Падальщик - Александр Авраменко
Шрифт:
Интервал:
Закладка:
Михаил, как обычно, на зиму закрылся в шахте, тем более что, по его расчётам, в январе он должен был стать отцом. Николай, городской старшина, сдержал все свои обещания — за рыбу, переданную ему парнем, обеспечил его всем, что было заказано. Так что в зиму семья Михаила тоже вступала уверенно. Сам же парень хотел поискать пути к восстановлению Храма, пошарить по Старым дорогам, поискать способ оживить арийское сооружение. Он прекрасно понимал, что лишь оно может спасти людей и помочь восстановить цивилизацию. Так что заняться было чем… А пока — возле пылающего камина, собственноручно изготовленного им, с любимой женщиной рядом, вяжущей из шерсти крохотные варежки и пинетки. Возле решётки, за которой уютно пляшут языки чистого огня от берёзовых плашек, два здоровенных мохнатых комка, положивших морды на вытянутые передние лапы и смотрящих в пламя, отбрасывающее отсветы в оранжевые глаза. Тепло и уют, омывающие зачерствевшую душу…

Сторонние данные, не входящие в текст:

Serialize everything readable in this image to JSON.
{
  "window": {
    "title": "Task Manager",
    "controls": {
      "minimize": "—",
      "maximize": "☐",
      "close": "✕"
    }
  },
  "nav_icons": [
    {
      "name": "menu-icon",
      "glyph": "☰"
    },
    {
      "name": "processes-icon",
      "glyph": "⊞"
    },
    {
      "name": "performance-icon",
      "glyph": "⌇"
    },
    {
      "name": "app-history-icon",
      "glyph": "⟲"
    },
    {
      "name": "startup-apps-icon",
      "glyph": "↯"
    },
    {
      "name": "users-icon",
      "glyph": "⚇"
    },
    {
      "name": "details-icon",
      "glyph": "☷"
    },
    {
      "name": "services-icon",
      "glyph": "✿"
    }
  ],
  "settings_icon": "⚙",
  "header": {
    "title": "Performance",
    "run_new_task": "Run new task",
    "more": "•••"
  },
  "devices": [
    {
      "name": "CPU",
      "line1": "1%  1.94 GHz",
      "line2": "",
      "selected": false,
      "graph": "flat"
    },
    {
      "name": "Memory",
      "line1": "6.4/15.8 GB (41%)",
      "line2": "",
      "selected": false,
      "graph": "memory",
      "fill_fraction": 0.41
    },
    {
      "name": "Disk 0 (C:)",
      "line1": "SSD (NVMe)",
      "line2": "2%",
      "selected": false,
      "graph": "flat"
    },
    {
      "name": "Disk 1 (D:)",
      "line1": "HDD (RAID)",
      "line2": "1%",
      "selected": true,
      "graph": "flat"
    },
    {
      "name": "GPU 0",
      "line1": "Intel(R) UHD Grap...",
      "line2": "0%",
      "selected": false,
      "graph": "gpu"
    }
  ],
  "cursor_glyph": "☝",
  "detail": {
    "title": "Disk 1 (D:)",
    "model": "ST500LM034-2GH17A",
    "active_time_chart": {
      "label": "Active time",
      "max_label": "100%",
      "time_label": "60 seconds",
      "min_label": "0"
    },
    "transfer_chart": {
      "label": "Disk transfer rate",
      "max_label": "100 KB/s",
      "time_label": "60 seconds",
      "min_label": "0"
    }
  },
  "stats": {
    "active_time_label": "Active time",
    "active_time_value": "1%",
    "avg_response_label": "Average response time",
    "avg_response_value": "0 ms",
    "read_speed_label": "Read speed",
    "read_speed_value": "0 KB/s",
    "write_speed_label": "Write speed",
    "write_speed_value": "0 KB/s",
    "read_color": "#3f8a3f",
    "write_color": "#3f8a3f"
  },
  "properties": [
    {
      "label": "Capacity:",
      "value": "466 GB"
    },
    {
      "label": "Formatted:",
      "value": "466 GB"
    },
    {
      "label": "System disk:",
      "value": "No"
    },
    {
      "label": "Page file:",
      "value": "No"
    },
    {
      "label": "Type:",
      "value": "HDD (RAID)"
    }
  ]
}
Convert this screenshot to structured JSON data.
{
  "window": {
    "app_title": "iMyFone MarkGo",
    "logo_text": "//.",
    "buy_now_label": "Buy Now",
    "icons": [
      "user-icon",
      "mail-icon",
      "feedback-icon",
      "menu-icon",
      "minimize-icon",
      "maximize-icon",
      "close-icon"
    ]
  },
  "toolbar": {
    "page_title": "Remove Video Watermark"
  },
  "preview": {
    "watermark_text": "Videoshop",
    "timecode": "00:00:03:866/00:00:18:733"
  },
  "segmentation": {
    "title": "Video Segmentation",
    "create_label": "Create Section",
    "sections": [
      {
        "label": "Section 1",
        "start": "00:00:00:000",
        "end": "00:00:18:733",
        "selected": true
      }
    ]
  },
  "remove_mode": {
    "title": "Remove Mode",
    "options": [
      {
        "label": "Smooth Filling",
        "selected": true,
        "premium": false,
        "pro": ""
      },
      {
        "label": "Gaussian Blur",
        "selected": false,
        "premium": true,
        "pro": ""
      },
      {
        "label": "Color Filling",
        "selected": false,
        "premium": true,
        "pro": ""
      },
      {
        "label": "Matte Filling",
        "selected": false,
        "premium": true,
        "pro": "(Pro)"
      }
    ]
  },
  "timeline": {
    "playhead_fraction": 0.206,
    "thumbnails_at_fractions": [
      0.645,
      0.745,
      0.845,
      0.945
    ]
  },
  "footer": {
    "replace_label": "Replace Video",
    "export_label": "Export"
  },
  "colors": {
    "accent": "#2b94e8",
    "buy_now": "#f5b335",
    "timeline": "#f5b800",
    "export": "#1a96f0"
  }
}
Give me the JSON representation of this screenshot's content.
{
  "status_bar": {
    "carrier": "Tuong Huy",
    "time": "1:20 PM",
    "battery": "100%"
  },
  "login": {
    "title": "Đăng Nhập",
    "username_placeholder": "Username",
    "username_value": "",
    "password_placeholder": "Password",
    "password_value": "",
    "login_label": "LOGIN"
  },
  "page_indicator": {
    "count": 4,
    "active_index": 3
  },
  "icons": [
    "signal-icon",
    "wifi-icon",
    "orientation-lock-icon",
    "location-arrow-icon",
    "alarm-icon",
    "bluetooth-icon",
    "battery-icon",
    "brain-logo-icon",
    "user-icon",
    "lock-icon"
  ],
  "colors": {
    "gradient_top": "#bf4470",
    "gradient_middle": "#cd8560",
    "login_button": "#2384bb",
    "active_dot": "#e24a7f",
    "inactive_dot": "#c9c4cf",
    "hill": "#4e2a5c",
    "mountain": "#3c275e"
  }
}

…— Потерпи, милая! Потерпи чуть-чуть! Сейчас, всё сейчас будет хорошо!
Люда замычала сквозь стиснутые зубы — она оступилась с лестницы и упала вниз с высоты второго этажа на бетонный пол капонира. Михаил ей запрещал ходить одной в последнее время. Остерегался всяких неожиданностей. Но тут ничего неожиданного не предвиделось, и парень отпустил жену одну. Люде вдруг захотелось что-то найти на складе, и вот она сорвалась… Неожиданно закружилась голова, и молодая женщина… парень вывалился из радужного окна, торопливо бухнул в дверь носком ботинка, держа на руках закутанную в большой тулуп жену, закричал:
— Помогите! Врача!
Послышались голоса, дверь распахнулась, по лицу мазнуло теплом и ярким светом:
— Что случилось?!
— Она упала… Беременная! На девятом месяце уже!
Средних лет мужчина всмотрелся в парня, отшатнулся назад:
— Ты?!
— Да! Наг тебя побери! Зови врача!
— Сейчас…
Убежал, а Михаил осторожно опустил Люду на кушетку, стоящую в коридоре. Та застонала, вновь закусила и так искусанные в кровь губы. Парень лихорадочно забормотал:
— Потерпи, родная. Мы уже на месте. Сейчас будет врач…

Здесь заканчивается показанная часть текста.